The EPI-WATER research project funded by the founded by European Commission under the 7th Framework Programme, sets to assess the effectiveness and the efficiency of Economic Policy Instruments in achieving water policy goals, and to identify the preconditions under which they complement or perform better than alternative (e.g. regulatory or voluntary) policy instruments. Using a common multi-dimensional assessment framework, the project will compare the performance of single economic instruments or their apposite combinations with the performance otherwise achievable with regulatory (command & control) interventions (such as water restriction/rationing, licensing or permitting), persuasive instruments or voluntary commitments.

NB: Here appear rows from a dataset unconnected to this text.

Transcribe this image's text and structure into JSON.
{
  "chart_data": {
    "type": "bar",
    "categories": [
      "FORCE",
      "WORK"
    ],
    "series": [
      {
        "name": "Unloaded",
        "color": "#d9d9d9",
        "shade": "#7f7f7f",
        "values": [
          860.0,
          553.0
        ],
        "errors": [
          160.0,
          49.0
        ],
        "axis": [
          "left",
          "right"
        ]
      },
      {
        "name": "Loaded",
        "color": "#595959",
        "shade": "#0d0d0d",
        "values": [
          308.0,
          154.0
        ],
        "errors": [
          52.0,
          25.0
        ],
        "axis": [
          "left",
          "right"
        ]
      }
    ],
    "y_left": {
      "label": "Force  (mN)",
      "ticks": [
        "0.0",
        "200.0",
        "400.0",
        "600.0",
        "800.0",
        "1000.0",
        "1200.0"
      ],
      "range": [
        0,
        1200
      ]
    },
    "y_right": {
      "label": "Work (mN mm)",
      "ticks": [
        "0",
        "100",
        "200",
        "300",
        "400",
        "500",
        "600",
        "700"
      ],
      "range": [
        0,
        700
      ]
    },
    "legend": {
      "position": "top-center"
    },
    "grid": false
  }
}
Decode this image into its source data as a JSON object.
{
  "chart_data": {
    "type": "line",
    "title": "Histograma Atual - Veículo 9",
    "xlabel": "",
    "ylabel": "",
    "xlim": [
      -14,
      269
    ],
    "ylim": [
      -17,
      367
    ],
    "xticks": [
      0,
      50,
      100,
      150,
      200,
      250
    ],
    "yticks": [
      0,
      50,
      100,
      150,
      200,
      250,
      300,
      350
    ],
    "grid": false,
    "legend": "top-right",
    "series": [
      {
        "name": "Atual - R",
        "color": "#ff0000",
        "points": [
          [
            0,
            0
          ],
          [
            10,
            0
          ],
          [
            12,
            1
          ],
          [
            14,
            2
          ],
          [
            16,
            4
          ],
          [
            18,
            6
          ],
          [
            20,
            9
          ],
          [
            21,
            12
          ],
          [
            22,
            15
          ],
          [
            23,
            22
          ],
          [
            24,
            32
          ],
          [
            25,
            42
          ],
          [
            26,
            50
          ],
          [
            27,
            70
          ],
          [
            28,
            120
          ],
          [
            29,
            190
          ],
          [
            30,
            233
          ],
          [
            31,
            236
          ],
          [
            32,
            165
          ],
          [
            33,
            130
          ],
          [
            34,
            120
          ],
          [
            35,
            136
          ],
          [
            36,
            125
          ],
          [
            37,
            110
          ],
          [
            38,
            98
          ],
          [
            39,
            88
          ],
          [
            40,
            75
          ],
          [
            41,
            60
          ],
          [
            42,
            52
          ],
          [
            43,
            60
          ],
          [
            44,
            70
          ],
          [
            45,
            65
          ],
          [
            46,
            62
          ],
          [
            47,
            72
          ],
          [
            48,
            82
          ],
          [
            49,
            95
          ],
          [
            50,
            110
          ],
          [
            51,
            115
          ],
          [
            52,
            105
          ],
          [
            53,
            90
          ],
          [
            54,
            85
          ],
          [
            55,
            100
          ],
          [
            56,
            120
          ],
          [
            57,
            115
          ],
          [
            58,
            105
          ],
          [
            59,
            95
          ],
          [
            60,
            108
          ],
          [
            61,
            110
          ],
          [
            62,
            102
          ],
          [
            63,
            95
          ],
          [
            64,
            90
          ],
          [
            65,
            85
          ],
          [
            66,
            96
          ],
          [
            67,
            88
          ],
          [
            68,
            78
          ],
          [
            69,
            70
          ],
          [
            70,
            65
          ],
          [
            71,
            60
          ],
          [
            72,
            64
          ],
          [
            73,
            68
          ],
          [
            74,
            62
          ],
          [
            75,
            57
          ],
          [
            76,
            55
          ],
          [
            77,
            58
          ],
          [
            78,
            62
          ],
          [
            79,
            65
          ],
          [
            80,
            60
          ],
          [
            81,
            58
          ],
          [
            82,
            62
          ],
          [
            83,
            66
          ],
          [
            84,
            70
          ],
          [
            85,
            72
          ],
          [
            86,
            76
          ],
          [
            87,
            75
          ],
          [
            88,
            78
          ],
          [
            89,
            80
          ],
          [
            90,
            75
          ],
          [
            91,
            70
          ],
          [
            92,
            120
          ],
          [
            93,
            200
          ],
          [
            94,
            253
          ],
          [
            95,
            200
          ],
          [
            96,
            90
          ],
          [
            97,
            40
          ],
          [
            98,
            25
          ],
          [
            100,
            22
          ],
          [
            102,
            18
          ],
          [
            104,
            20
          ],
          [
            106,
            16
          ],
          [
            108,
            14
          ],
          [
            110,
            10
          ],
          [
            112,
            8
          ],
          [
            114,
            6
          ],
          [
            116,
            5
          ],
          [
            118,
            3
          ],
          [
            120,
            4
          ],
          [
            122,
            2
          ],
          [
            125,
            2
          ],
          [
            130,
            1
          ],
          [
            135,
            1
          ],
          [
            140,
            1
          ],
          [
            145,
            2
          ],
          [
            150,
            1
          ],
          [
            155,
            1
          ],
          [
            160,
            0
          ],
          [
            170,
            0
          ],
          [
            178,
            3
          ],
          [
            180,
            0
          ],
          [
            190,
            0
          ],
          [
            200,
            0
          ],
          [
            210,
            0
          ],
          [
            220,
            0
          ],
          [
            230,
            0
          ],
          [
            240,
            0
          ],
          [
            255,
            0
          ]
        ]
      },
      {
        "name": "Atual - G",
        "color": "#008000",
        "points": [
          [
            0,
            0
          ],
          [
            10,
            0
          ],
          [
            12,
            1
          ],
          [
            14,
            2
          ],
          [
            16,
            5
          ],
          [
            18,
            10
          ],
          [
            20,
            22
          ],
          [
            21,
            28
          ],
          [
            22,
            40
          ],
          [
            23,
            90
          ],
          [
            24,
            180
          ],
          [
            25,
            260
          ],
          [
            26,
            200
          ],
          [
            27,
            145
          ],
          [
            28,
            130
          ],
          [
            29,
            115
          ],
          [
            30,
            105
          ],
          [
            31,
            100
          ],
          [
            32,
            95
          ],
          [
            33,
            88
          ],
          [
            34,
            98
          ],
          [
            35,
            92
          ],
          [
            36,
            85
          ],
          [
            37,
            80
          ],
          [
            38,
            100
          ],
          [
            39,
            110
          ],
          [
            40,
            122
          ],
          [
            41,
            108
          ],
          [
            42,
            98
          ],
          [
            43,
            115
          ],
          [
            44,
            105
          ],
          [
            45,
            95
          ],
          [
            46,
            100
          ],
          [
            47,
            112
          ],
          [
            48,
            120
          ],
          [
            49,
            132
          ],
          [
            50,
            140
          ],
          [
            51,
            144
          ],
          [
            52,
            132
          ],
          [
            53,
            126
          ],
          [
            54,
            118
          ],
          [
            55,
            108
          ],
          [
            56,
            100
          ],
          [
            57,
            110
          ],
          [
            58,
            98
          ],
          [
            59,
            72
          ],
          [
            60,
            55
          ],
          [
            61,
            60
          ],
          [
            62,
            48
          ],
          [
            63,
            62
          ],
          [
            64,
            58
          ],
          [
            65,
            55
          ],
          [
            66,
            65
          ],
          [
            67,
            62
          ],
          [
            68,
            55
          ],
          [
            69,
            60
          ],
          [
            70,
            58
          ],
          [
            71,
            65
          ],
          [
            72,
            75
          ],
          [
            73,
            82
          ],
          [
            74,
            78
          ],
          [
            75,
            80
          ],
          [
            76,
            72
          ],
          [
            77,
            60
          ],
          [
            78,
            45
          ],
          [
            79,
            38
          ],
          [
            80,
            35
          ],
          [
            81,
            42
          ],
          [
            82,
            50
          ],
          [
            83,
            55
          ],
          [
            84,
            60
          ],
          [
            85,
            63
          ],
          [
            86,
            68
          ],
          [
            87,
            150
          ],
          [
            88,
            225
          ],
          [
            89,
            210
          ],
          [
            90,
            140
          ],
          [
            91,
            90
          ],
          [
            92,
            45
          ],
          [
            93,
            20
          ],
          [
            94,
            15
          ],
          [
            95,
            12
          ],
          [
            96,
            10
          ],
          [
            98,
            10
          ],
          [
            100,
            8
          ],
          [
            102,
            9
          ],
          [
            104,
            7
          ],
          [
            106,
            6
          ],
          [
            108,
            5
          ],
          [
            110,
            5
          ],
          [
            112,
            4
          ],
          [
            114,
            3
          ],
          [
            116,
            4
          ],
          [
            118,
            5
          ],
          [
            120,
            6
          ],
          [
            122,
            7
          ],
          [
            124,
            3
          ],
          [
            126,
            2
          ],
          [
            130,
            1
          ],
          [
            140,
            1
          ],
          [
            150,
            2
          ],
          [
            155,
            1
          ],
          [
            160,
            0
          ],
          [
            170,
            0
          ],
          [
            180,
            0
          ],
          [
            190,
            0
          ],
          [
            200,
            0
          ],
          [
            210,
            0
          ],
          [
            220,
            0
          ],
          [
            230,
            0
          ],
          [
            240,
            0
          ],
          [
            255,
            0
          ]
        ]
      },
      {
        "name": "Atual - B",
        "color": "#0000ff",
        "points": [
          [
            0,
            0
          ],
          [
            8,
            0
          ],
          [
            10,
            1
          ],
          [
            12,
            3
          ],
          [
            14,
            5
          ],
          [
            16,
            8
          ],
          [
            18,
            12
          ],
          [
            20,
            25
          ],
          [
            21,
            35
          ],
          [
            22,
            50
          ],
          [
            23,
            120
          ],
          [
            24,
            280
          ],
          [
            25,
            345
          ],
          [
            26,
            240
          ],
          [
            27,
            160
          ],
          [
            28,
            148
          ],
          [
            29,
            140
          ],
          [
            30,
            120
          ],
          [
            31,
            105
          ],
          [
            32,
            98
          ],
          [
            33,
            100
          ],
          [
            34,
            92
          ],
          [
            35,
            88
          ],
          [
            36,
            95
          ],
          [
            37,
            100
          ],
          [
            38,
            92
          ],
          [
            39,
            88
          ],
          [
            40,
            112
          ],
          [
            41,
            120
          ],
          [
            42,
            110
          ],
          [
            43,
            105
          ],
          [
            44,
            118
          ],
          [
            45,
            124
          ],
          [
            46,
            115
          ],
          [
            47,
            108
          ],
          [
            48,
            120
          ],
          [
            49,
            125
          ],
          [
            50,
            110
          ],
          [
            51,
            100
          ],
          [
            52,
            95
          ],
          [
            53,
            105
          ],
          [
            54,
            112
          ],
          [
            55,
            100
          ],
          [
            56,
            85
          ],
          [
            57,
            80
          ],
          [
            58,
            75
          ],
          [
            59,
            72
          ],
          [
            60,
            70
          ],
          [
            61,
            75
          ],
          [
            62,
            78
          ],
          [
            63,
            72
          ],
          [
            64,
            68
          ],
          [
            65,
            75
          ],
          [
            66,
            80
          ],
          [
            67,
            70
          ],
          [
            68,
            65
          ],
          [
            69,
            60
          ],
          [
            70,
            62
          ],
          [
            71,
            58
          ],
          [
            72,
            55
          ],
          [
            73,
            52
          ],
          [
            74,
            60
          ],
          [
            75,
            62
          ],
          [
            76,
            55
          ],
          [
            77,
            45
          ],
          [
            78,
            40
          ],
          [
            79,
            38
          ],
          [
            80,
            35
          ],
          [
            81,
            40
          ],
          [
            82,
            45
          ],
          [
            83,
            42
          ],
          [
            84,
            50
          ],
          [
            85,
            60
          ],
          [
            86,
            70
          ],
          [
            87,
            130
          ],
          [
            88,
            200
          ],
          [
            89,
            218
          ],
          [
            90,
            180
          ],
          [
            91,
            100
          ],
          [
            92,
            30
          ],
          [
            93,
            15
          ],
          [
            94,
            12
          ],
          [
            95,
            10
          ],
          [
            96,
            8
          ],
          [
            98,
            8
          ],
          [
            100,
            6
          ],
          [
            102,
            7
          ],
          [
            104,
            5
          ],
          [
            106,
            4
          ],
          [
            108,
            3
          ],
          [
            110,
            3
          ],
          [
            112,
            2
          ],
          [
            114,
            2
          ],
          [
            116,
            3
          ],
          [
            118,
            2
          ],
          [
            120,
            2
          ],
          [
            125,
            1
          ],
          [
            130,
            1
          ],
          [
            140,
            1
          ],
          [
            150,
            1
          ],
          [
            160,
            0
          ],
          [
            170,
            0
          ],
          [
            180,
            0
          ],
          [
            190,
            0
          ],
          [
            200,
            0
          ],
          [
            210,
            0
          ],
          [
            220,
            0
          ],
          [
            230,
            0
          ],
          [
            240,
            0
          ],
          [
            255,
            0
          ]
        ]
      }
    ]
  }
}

Furthermore the project will identify remaining research and methodological issues that need to be addressed, in particular with regards to the further development and use of national accounting, for supporting the design, implementation and evaluation of EPI in the field of water management.

The assessment is based on the analysis of case studies on experiences for the implementation of economic policy instruments for water policies throughout European Member states and beyond and on ex post simulation of impacts and environmental outcomes of the application of selected instruments to water policy issues in EU member states.
The project is coordinated by Fondazione Eni Enrico Mattei.